- Born: 2 June 1893 Camberwell, English
- Died: 10 August 1974 (aged 81) London
- Occupation: printer
- Known for: T. E. Lawrence

= Herbert John Hodgson =

English printer

Herbert John Hodgson (2 June 1893, Camberwell – 10 August 1974, London) is regarded as one of the most skilled printers of the twentieth century. After serving in the First World War, with Roy Manning Pike he printed the rare 1926 subscribers' edition of Seven Pillars of Wisdom by T. E. Lawrence. From 1927 to 1936 he worked at the Gregynog Press for fine books in mid-Wales.

==Service in the First World War==
Hodgson joined the Territorial Force before the outbreak of war in 1914 and was assigned to the 24th (County of London) Battalion (The Queen’s), The London Regiment. After training he was sent to the front in France. In March 1915 he was in reserve at the battle of Neuve Chapelle. His first front-line engagements were at the battles of Festubert and Givenchy in May 1915. At Givenchy he was part of a group that held a German trench overnight under heavy fire and suffered heavy casualties. Among this group were Lance-Corporal Leonard James Keyworth, who won the Victoria Cross for his role in that engagement, and Captain Donald Figg, who was awarded the Distinguished Service Order for his bravery that night. Hodgson was later involved in the Battle of Loos in September 1915 and the Battle of the Somme in 1916. In 1917 he was slightly injured and he convalesced in England. He married Rebecca Moore in Southwark on 15 September 1917.

Returning to the front he was transferred to the 9th Royal Irish Fusiliers. As a result of a further engagement in April 1918 east of Wulverghem near Messines he fell into a shell hole and found a mud-encrusted book. He stuffed this into his pocket and carried on, but he was knocked out by a shell explosion. When he became conscious he discovered that the book was a Bible. An officer told him to keep it for luck. 92 years later the original owner of the Bible was traced. Suffering from shell-shock, Hodgson was consigned to light duties for the remainder of the war.

==Seven Pillars of Wisdom==
Trained as a skilled printer, in 1923 Hodgson was contracted by Roy Manning Pike to help print the valuable subscribers' edition of Seven Pillars of Wisdom by T. E. Lawrence. The book had illustrations by Eric Kennington, Augustus John, Paul Nash, Blair Hughes-Stanton and his wife Gertrude Hermes.

==Gregynog Press==
After completing work on the Seven Pillars in 1926 Hodgson moved in 1927 to the Gregynog Press near Newtown, Powys, which specialised in the production of fine books. He remained there urntil 1936.

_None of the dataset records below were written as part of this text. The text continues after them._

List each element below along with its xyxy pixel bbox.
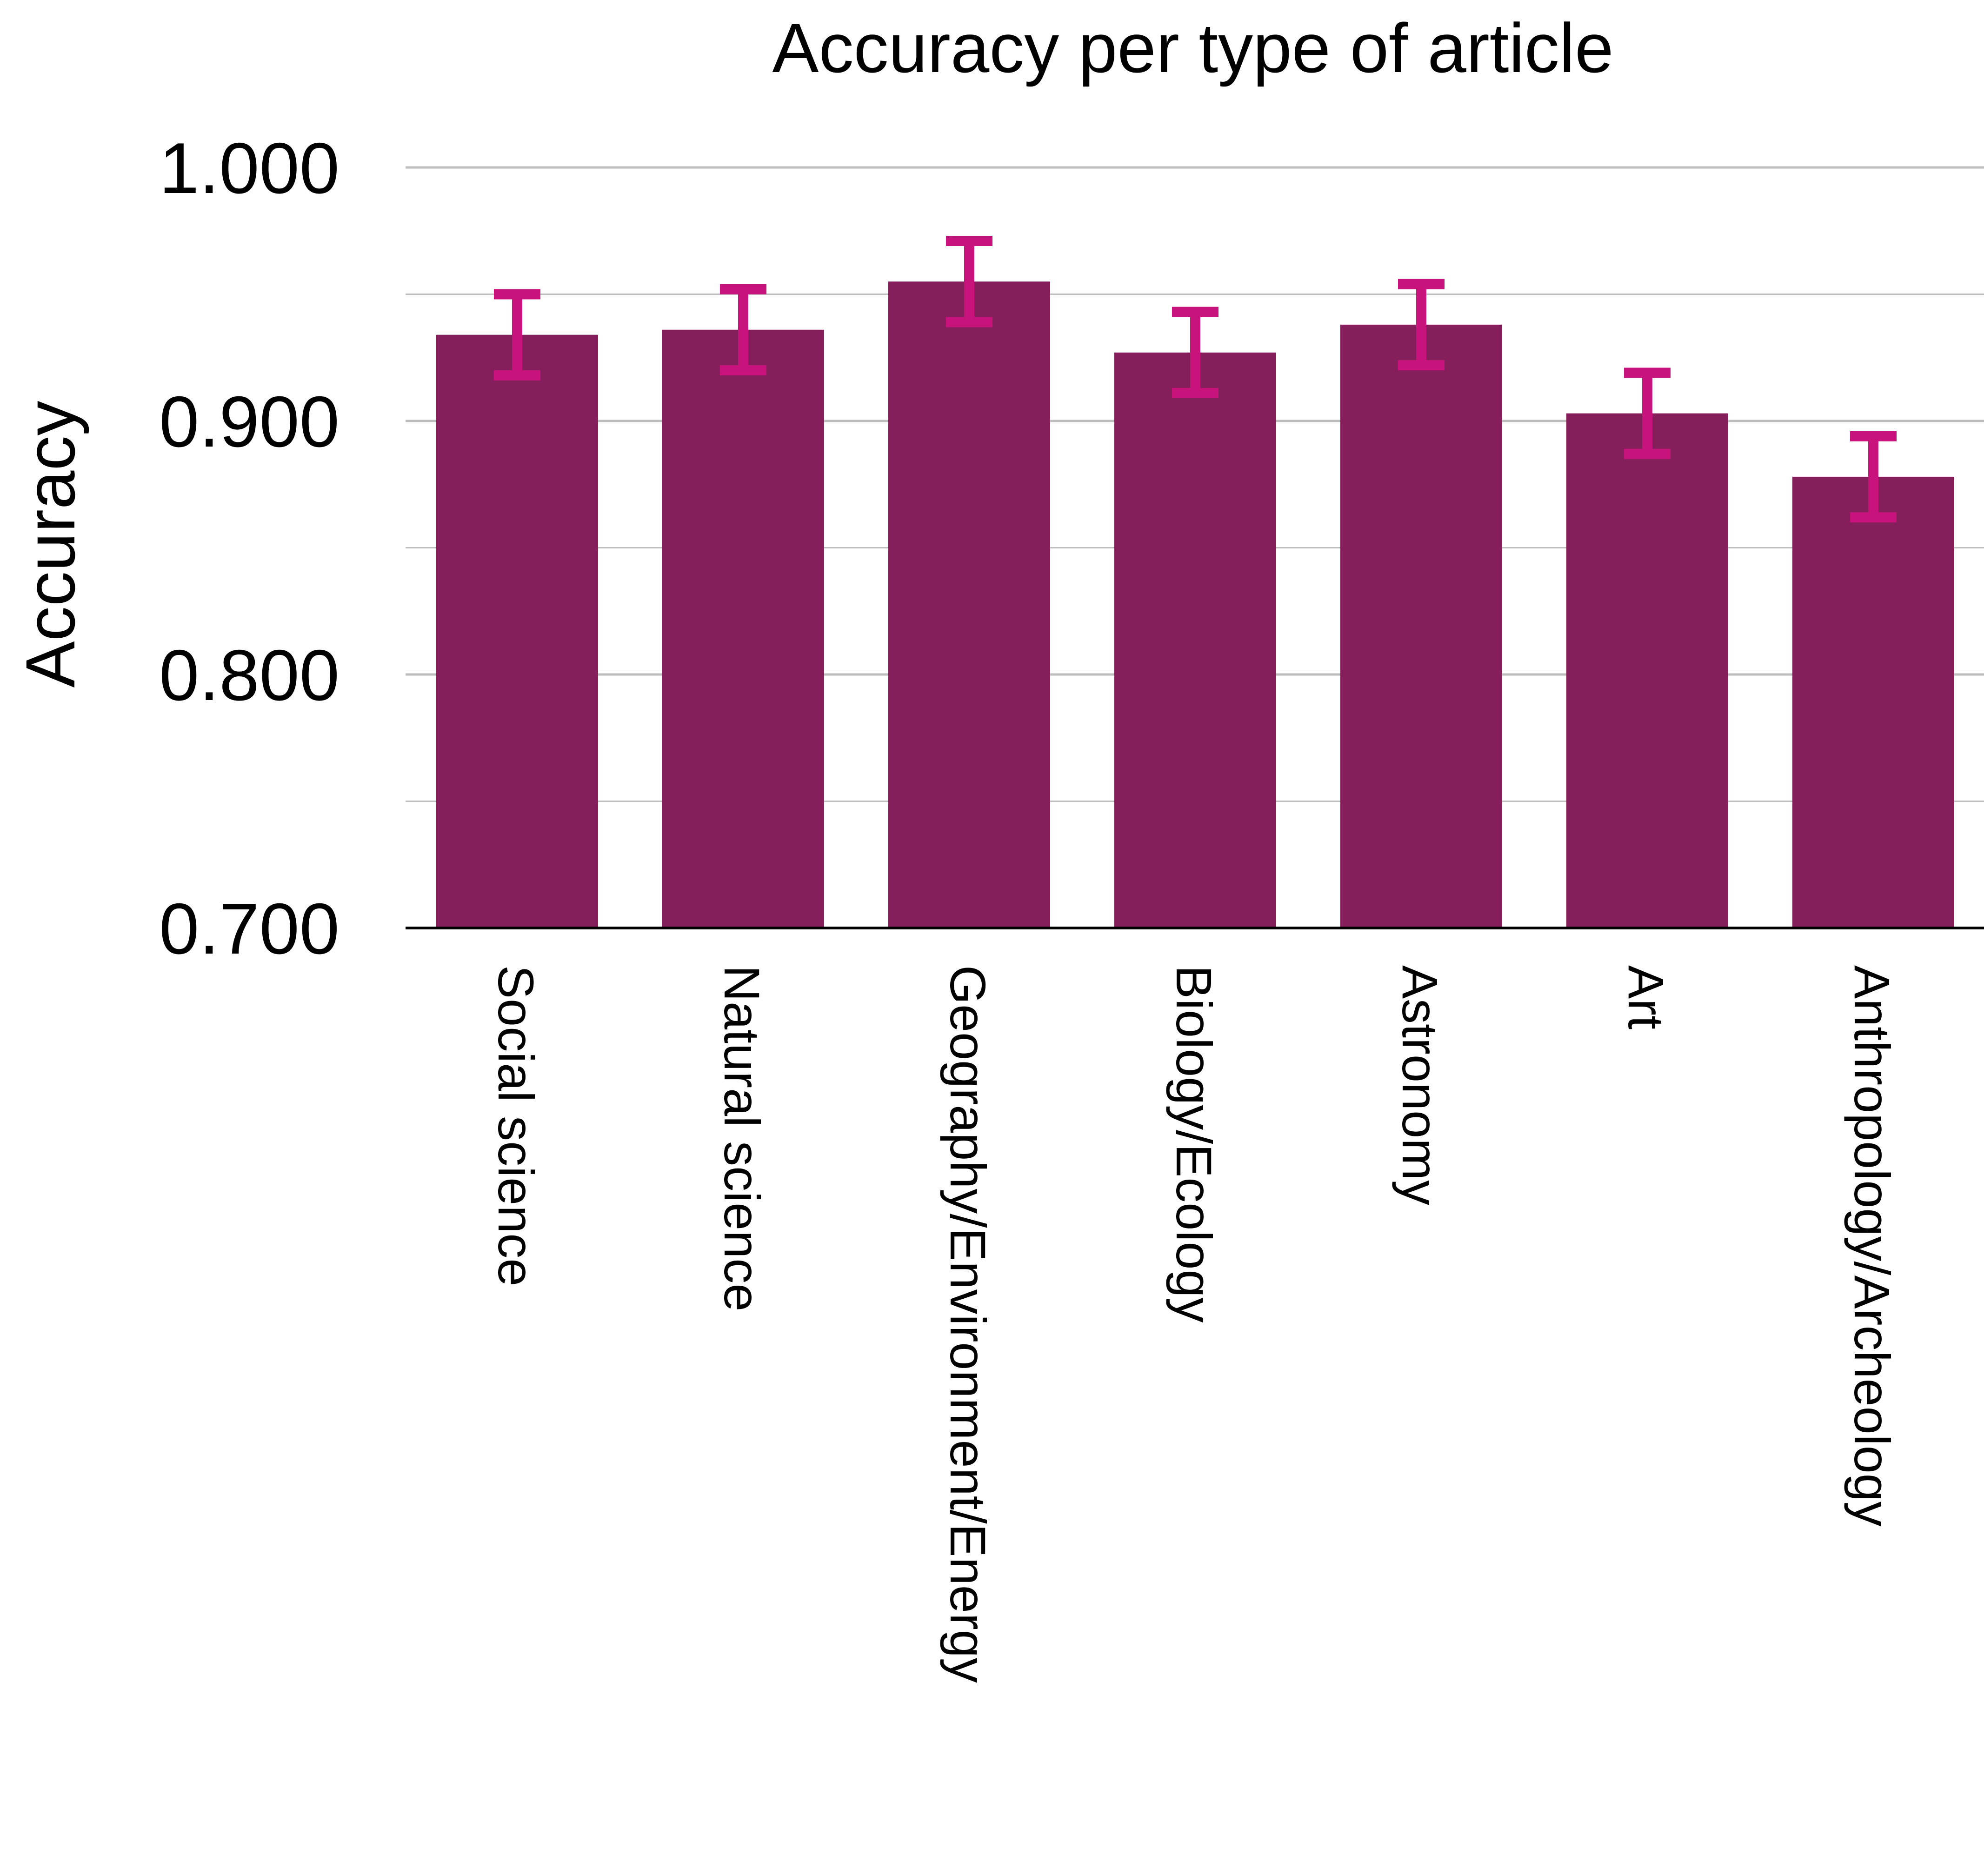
bar bbox=[1340, 324, 1502, 928]
error-bar bbox=[720, 284, 766, 375]
x-tick-label: Natural science bbox=[714, 965, 770, 1311]
y-tick-label: 0.700 bbox=[159, 888, 340, 969]
error-bar bbox=[1172, 307, 1218, 399]
x-tick-label: Social science bbox=[488, 965, 544, 1286]
y-tick-label: 0.800 bbox=[159, 635, 340, 715]
error-bar bbox=[494, 289, 540, 381]
bar bbox=[662, 329, 824, 928]
y-tick-label: 0.900 bbox=[159, 381, 340, 462]
error-bar bbox=[1624, 367, 1671, 459]
error-bar bbox=[1850, 431, 1897, 523]
x-tick-label: Art bbox=[1618, 965, 1674, 1029]
x-axis-tick-labels: Social science Natural science Geography/E… bbox=[488, 965, 1900, 1683]
error-bar bbox=[946, 236, 992, 327]
x-tick-label: Biology/Ecology bbox=[1166, 965, 1222, 1322]
x-tick-label: Astronomy bbox=[1392, 965, 1448, 1205]
bar bbox=[888, 281, 1050, 928]
bar bbox=[1566, 413, 1728, 928]
y-axis-title: Accuracy bbox=[11, 401, 89, 688]
bars bbox=[436, 281, 1954, 928]
error-bars bbox=[494, 236, 1897, 523]
error-bar bbox=[1398, 279, 1445, 371]
bar bbox=[1114, 352, 1276, 928]
y-tick-label: 1.000 bbox=[159, 128, 340, 208]
y-axis-tick-labels: 0.700 0.800 0.900 1.000 bbox=[159, 128, 340, 969]
x-tick-label: Anthropology/Archeology bbox=[1844, 965, 1900, 1527]
bar bbox=[436, 334, 598, 928]
chart-title: Accuracy per type of article bbox=[772, 9, 1613, 87]
bar bbox=[1792, 476, 1954, 928]
x-tick-label: Geography/Environment/Energy bbox=[940, 965, 996, 1683]
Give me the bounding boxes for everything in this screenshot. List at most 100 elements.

In her history of the Gregynog Press, Dorothy A. Harrop reports that Robert Maynard (the Controller of the Press) "came to be of the opinion that Hodgson was probably the best pressman in the country at that time. … Hodgson’s name appears for the first time in the Colophon and his masterly touch is already apparent. … The printing of these…… represents a triumph for Hodgson."

==Return to London==
Concerned about the employment prospects of his growing family, Hodgson returned to London in 1936. In the London Blitz he lost one of his sisters. His wife died of cancer in 1956. Hodgson continued to work as a printer until he retired in 1963. He died peacefully in 1974, leaving four sons and a daughter.